Replication syncSource issue with bandwidth

Ben_Murrell · April 24, 2024, 7:49am

I have a replicaset with many nodes, 2 secondaries of which are in 1 region of the world, giving regional resilience.
The problem I have is that when both lag, they both start sync’ing from Primary, taking all the bandwidth on the pipe to that region. If one did the sync from Primary and the other sync’d from the other it would give the best solution. I don’t care if both are over the 30 seconds lag which causes a secondary to sync from another in-sync node.
The syncSource seems to depend on ping times and lag (and a few other unrelated things in my case), but not take bandwidth into account.
How can I configure this?

Peter_Hubbard · April 26, 2024, 7:34am

Assuming you are using self-managed installs, check the documentation here https://www.mongodb.com/docs/manual/tutorial/configure-replica-set-secondary-sync-target/

Ben_Murrell · May 8, 2024, 11:52am

Yes, we are using self-managed installs. How do we stop this happening?
Also, when 1 node in each of 2 remote regions are online (let’s call them A and B, with primary at C), 1 lags while the other doesn’t. When I shutdown B, A doesn’t lag. The question is, why is A throttled by B when it’s sync’ing from C ? We’ve proved it’s not network or disk performance as it only happens while B is online.
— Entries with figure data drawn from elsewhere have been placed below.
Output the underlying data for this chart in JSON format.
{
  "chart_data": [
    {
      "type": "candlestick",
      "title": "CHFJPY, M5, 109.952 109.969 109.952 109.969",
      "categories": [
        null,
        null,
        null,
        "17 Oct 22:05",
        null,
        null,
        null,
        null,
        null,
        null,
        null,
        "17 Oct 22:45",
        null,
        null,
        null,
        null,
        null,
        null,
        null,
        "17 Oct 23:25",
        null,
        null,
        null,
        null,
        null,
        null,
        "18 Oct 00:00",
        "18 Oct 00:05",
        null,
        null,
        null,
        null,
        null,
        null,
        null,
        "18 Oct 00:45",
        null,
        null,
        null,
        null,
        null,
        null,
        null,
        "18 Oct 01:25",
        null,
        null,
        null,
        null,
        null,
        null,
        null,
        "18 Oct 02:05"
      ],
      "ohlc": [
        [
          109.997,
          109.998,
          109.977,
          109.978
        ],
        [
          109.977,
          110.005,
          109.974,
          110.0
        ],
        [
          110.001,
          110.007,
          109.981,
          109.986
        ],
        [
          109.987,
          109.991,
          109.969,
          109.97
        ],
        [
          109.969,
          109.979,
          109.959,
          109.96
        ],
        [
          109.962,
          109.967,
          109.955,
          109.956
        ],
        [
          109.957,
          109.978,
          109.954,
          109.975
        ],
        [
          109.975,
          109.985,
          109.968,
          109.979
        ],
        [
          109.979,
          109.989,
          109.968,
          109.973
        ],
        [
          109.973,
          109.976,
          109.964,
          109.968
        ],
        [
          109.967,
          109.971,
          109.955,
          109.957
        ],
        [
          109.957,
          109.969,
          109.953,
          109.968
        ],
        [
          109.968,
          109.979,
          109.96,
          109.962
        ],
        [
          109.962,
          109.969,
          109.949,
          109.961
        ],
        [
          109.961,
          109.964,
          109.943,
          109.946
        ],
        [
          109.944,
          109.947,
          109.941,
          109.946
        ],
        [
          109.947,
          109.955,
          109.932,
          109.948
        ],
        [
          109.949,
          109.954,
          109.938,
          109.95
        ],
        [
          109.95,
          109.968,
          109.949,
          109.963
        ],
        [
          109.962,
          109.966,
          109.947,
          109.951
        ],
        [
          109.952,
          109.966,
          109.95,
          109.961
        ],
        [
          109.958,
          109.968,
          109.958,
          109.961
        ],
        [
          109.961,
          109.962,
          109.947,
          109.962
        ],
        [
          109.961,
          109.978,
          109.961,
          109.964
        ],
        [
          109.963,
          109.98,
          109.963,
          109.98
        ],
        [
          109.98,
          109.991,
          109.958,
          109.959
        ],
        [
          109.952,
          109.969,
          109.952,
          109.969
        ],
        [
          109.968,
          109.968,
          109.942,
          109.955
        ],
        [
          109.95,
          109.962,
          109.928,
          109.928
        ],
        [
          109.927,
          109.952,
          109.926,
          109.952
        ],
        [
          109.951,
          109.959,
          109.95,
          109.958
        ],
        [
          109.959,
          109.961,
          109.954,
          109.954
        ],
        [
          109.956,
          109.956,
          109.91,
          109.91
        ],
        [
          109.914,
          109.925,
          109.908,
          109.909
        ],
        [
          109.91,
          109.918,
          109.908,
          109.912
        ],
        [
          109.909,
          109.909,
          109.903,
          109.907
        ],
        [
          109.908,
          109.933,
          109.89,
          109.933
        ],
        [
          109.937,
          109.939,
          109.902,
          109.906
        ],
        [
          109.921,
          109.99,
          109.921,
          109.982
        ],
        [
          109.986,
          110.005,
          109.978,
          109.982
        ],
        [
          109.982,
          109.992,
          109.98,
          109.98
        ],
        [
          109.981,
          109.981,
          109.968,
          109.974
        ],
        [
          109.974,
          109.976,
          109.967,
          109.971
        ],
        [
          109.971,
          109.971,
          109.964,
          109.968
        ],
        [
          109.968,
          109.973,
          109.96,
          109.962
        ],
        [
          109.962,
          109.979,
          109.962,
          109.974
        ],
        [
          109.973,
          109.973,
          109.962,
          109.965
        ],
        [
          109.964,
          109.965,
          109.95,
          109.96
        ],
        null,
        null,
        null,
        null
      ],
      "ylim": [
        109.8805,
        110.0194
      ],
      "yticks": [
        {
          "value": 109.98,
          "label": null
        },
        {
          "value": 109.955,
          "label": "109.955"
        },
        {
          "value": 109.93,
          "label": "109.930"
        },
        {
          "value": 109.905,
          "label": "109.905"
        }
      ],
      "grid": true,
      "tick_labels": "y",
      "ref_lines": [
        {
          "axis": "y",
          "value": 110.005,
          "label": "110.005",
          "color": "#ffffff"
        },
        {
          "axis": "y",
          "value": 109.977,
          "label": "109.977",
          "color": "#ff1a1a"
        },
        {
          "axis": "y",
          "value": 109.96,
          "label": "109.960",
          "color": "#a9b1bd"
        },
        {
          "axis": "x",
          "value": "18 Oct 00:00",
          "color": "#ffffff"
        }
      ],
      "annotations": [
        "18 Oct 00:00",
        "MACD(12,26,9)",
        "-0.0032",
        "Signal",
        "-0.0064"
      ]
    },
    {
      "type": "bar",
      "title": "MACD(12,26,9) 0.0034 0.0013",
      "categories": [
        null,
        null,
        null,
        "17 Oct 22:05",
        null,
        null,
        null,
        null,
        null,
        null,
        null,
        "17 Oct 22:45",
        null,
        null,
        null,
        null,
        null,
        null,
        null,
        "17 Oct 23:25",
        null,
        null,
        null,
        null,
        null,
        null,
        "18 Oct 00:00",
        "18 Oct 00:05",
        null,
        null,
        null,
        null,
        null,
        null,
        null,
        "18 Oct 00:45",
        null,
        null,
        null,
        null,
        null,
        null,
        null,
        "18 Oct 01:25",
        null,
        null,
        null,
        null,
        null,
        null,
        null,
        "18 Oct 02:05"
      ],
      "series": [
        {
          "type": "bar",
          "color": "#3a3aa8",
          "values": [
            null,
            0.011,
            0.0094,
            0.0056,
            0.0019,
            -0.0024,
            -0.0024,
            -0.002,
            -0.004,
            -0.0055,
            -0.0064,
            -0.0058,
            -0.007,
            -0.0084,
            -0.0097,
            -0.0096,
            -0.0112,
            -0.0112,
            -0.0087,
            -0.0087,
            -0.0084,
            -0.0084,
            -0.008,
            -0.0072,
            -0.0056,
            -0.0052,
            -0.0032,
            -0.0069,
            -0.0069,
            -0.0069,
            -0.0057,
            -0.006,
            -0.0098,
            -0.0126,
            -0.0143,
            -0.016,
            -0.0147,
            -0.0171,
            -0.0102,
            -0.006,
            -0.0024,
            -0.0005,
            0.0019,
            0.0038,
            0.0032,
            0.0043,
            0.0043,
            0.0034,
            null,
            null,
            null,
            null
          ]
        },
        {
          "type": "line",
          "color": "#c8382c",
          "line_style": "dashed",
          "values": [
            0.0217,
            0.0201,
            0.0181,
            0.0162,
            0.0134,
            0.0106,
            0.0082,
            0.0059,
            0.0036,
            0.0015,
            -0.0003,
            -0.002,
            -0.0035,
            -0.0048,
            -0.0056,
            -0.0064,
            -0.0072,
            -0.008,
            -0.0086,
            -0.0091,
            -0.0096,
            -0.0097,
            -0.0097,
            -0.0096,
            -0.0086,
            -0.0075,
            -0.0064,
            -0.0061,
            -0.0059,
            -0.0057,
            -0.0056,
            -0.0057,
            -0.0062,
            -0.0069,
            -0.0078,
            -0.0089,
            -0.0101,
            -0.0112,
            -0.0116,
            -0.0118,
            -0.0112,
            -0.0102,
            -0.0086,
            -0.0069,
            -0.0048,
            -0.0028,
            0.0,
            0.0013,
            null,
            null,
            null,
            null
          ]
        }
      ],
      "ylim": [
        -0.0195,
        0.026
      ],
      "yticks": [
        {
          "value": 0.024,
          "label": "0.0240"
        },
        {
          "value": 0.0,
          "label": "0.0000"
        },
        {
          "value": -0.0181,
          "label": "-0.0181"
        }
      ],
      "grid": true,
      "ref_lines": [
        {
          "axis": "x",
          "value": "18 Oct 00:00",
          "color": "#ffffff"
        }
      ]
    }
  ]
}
chris · May 30, 2024, 9:59pm

Hi @Ben_Murrell

Can you explain the actual topology of the cluster along with votes and priorities configured?

You could try adjusting the parameter maxSyncSourceLagSecs

setParameter:
  maxSyncSourceLagSecs: 120

ref: mongo/src/mongo/db/repl/README.md at r7.0.11 · mongodb/mongo · GitHub

Ben_Murrell · May 31, 2024, 6:58am

Hi Chris
The topology is currently 4 nodes (yes, I know it’s not odd at the moment).
2 nodes in UK, at different DCs, 1 with priority 100, 1 with priority 50.
1 node in US, with priority 0.
1 node in Asia, with priority 0.
I was trying to add extra nodes in US/Asia, but this causes problems when lagging, detailed above.
The US node lags daily, by many hours, but only if Asia is online. I can’t explain it.
Not sure how maxSyncSourceLagSecs will help.
We have writeConcern 1, and readConcern local.

chris · May 31, 2024, 10:33pm

Its the even number of voting members that are the issue.

It looks like the main deployment is UK. I’d expand this to 3 voting members.

This really does read as a networking type issue. Bandwidth, traffic shaping, one route prioritized over another. I can’t think of anything specific to MongoDB that would influence this.

I posted this parameter in response to the very first post with 2 secondaries in the remote region where they are resetting to sync from the Primary when the secondary sync source is lagging more than 30s, perhaps it could help that situation.